Shriram Subramanian said mandatory data and log retention, combined with shortened timelines, could derail large enterprises and prove unmanageable for young companies. Legal experts echoed the concern, with Shreya Suri noting that startups and MSMEs lack adequate awareness, expertise and infrastructure to meet complex obligations at short notice.
Investors also flagged uncertainty around penalties and the designation of Significant Data Fiduciaries. Angel investor Lloyd Mathias said rising compliance costs and unclear enforcement could affect funding decisions and slow innovation.
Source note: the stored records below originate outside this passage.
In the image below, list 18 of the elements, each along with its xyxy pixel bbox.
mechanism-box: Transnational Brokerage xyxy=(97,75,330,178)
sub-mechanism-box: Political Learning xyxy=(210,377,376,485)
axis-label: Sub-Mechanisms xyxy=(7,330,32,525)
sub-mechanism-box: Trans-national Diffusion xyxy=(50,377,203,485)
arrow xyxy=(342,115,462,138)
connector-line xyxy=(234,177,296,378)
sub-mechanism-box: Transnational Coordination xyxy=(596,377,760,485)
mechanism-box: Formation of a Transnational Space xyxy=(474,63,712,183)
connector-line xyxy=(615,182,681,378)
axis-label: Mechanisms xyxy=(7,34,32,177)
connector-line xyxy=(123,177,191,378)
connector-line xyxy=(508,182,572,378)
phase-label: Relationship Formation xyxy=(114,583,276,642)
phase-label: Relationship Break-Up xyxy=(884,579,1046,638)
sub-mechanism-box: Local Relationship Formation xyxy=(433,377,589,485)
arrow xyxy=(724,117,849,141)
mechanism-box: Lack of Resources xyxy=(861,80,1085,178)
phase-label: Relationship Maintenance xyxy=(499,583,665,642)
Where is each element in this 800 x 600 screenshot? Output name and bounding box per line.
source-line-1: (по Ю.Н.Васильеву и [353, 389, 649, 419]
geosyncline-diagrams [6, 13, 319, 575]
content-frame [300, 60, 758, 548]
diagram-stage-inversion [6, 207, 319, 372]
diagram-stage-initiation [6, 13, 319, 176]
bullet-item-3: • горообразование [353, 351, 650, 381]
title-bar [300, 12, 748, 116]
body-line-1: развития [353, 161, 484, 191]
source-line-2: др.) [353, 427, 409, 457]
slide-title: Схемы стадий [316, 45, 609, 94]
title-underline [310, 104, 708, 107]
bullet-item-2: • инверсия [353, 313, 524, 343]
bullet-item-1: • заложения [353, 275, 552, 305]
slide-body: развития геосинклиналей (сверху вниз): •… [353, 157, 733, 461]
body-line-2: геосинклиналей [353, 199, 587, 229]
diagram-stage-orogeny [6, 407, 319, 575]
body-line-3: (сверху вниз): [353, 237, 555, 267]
In Kolkata, which hosts a growing base of IT services firms, fintech startups and MSMEs, industry observers say compressed DPDP timelines could have an outsized impact. Many smaller enterprises in the city are still formalising digital systems and compliance frameworks. Sudden enforcement may force businesses to divert capital from expansion and hiring toward legal and data-security costs, potentially slowing digital adoption and investment momentum in eastern India.